Глэдис торопливо пошептала мужу на ухо. Напомнила – если Немайн не маленькая, тогда – великая. И не ее мужу богине подзатыльники давать. А еще вежливая. И держащаяся избранного места…
Тогда Дэффид принялся бурно хвалить зятя. Кейр действительно здорово отличился – изобрел первую стиральную машину. Ради жены. Потому как над жерновами да тестом – самый тяжелый труд – хозяйка с дочерьми сами не гнулись. На то работницы имелись. А вот обстирывать
Семейка явно собиралась засидеться допоздна, обсуждая политику да женихов. Эйлет вон на посла, графа Роксетерского, глаз положила. Однако Немайн объявила, что маленькому пора спать. А она не может пока отдельно. Ушла в свою комнату. Почти не поменявшуюся. Только вот колыбелька прибавилась. Уложила маленького. Проверила засов. Хитро посмотрела на сына.
– Ты хоть и Вовка, но камбриец, – объявила. – Одна беда – валлийских колыбельных я не знаю. Зато знаю одну шотландскую. Скрипки с оркестром у меня не найдется, извини. А вот волынщика научу, дай срок, и будет он тебе играть… А пока слушай так…
Утро – а ночью было пять или шесть детских тревог – Клирик начал, тоскливо следя, как Немайн целует спящего младенчика. Очень хотелось отвернуться от телячьих нежностей или зажмуриться. Увы. Со стороны‑то наверняка смотрелось мило и трогательно. В том числе и ручонки, тянущиеся к ушам…
– Хороши нашел игрушки – мамины ушки, – приторно пищала сида. – Ох ты и сорванец, не соскучусь я с тобой. Ну пошли кушать. Сегодня тебе без меня, а мне без тебя прожить как‑то надо полдня. Справимся? А справимся! Ты же вон какой нахал‑уходранец, так и я не хуже…
Потом – в церковь. По дороге косой дождь в морду, волосы хоть выжимай, на лице глухая тоска по дитятку мешается с радостью побыть хоть немного полностью собой. Знакомая форма тренажера. Непривычно потяжелевшее тело. Неужели растолстела за поход? Не может быть!
И снова и опять – владыка Дионисий. Никак, бедняга, не доберется до своей резиденции в Пемброуке – все дела, все политика. Ну и души прихожан. Особенно сиды.
– Дочь моя, я хотел бы поговорить об убитом тобой рыцаре.
– Фха? – удалось придать выдоху вопросительную интонацию.
– Тебе не совестно?
Клирик разогнулся. Поклоны давались очень тяжело. Немного отдышался, приводя в порядок мысли. Не отвечать же с бухты‑барахты. Прислушался к себе.

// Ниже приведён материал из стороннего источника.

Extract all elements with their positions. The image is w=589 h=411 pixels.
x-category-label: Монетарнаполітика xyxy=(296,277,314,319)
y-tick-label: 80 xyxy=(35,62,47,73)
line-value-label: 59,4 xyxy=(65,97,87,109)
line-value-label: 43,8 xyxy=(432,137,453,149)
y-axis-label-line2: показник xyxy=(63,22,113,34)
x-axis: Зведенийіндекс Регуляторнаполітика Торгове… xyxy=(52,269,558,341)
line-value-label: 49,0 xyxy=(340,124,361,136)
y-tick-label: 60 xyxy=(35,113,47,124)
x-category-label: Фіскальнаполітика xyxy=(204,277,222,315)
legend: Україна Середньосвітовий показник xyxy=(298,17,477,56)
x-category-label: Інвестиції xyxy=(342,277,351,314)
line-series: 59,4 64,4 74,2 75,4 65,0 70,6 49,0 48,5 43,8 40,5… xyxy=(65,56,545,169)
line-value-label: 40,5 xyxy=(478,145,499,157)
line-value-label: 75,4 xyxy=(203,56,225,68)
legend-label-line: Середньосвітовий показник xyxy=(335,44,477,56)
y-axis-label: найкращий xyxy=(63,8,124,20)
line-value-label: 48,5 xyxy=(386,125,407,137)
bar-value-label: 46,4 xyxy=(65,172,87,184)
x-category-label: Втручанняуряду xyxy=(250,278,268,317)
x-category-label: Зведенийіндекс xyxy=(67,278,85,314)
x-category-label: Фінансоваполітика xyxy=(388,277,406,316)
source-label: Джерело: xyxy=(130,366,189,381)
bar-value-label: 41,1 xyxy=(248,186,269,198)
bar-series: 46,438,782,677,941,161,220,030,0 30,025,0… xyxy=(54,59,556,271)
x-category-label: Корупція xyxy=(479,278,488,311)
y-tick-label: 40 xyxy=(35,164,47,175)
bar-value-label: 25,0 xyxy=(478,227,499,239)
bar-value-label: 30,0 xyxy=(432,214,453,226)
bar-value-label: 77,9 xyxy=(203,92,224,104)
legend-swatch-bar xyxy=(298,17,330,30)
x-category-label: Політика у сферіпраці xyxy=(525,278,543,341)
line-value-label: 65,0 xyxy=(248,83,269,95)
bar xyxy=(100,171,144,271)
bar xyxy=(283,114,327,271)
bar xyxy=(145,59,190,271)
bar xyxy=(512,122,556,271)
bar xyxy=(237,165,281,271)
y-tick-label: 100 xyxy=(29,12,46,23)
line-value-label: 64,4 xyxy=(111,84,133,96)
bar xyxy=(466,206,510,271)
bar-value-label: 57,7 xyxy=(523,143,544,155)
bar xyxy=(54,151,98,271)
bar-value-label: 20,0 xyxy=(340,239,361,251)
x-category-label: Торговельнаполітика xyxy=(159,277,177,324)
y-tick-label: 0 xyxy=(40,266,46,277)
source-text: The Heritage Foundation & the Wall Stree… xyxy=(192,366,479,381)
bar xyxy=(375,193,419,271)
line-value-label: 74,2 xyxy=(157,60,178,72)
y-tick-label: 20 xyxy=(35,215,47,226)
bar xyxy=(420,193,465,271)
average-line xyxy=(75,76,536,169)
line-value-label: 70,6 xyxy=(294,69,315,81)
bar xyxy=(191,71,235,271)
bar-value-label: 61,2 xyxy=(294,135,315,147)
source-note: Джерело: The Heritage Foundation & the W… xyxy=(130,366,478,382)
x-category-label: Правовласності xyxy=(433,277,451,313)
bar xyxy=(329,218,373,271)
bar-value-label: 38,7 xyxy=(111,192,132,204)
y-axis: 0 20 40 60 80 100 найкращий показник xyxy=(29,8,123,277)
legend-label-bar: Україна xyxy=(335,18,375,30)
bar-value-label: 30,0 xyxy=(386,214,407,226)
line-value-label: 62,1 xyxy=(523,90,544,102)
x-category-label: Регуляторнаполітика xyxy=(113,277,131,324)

– Мне стыдно. Совесть не причем. Хотя… вру. Совесть и стыд. Да. Могла попытаться спасти – только попытаться! – не взялась. А сидеть и молиться воспитание не позволило. Опять вру! Да что со мной такое? Отчасти – гордыня, отчасти – жалость. Он правда мучился. И душой больше, чем телом. Ждать страшно.
– А жить страшно? – спросил епископ. – Вся наша жизнь – ожидание завершения. Уж к какому придем. Так почему ты сочла возможным оборвать последние минуты, которые Господь даровал этому человеку? Чтобы он успел подумать, сказать или даже сделать что‑то очень важное.